The huge, centuries-old trees the town was named for had been pulled out of the ground and wrapped around houses and tossed on top of cars, Standa said. In one case, a huge motor home had been flipped on its side.
“It’s not a pretty sight,” Standa said. “It’s something nobody has seen in this town.”

Garden’s house survived, but everything inside was tossed around. Her two dogs were safe, but she hadn’t yet found her cat.

“I don’t know where our gazebo went,” she said. “The garbage can right there, that was in the front yard. The shed is gone. I don’t know what else to tell you. This is the most tumultuous thing I’ve ever experienced by far.”

The tornado destroyed 12 to 15 blocks in the southwest corner of Mapleton when it struck about 7:20 p.m.

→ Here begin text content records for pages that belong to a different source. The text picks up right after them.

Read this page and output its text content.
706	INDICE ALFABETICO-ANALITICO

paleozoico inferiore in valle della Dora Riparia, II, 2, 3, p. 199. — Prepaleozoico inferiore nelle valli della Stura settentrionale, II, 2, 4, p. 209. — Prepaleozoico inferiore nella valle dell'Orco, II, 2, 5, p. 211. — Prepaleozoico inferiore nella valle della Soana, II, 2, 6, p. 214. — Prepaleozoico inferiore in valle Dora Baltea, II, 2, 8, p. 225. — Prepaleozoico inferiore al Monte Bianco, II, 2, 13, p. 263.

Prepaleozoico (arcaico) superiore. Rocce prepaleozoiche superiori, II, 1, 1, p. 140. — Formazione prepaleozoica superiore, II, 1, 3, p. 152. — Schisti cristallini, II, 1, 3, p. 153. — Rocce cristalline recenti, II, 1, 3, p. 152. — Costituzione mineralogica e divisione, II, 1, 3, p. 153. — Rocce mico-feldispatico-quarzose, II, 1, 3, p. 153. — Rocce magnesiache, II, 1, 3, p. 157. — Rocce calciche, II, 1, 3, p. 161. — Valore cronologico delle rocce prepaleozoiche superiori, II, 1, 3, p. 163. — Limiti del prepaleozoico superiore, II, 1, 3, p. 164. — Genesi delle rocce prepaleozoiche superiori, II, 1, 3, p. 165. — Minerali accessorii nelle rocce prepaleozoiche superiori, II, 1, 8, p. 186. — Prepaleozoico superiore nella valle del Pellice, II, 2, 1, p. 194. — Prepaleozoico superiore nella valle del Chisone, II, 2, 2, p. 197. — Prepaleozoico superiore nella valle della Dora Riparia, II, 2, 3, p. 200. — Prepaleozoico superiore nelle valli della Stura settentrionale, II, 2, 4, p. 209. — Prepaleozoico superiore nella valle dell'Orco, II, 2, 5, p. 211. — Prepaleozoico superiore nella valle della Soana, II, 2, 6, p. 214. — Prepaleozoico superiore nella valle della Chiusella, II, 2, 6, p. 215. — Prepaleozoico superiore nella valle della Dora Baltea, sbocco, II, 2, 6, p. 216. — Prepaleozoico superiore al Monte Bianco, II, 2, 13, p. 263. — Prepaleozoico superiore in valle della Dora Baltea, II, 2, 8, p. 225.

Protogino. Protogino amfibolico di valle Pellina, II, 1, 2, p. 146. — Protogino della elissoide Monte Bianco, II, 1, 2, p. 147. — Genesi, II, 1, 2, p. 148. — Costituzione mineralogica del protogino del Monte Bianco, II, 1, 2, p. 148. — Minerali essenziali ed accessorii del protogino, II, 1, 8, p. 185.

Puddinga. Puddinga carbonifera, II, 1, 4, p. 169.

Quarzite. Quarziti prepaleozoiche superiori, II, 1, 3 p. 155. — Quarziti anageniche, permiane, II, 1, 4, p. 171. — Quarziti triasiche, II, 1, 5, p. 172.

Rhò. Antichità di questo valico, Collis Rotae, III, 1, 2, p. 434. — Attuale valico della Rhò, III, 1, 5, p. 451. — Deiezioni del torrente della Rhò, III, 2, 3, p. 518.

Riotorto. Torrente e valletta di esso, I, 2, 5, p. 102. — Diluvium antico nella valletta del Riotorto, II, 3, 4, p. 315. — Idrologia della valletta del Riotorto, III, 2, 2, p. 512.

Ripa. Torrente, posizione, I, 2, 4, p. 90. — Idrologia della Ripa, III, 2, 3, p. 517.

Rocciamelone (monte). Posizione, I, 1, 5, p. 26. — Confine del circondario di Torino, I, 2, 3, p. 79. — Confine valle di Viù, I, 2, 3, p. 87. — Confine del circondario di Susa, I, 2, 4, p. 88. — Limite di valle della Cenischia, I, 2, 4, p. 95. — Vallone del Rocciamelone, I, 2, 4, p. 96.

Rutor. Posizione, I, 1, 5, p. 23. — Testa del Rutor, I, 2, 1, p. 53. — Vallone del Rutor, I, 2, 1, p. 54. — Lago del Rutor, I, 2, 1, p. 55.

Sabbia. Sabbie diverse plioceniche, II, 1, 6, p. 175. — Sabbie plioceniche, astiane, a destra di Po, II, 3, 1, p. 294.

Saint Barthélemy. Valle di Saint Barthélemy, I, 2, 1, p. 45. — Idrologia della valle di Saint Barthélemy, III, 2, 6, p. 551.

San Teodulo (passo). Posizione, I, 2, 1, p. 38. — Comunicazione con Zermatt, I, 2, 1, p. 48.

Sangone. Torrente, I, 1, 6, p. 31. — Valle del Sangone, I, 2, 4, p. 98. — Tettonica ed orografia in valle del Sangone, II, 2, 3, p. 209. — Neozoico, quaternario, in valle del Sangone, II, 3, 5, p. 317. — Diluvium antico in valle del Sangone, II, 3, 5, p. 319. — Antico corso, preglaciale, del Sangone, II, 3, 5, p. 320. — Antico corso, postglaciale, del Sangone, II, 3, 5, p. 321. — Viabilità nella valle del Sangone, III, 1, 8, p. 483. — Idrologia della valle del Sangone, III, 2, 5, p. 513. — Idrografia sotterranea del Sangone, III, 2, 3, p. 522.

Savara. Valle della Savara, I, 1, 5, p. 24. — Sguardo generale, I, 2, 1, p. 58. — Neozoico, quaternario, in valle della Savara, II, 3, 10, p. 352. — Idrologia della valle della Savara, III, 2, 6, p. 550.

Saturday, Monona County Sheriff Jeff Pratt said. The tornado destroyed about 100 homes beyond repair, and has displaced an estimated 500 to 600 residents, he said.

The tornado was on the ground for three and a half miles and measured three-quarters of a mile wide at one point, according to the National Weather Service office in Valley, Neb. The twister was measured to be on the lower end of an EF3, which carries wind speeds of 136 to 165 mph.

The tornado was one of several reported in Iowa. The weather service said it had confirmed a total of four smaller twisters that touched down near Early and Nemaha, damaging several homes.

Storms moved through the nation’s midsection again Sunday, with some reports of tornadoes in Wisconsin, where several homes were damaged or destroyed. No injuries were immediately reported.

In Mapleton, the roof was blown off a high school, power lines were downed and homes and buildings were destroyed. Pratt said two people were taken to hospitals with minor injuries. The weather service said it had received reports of 14 to 16 injuries, the most severe a broken leg.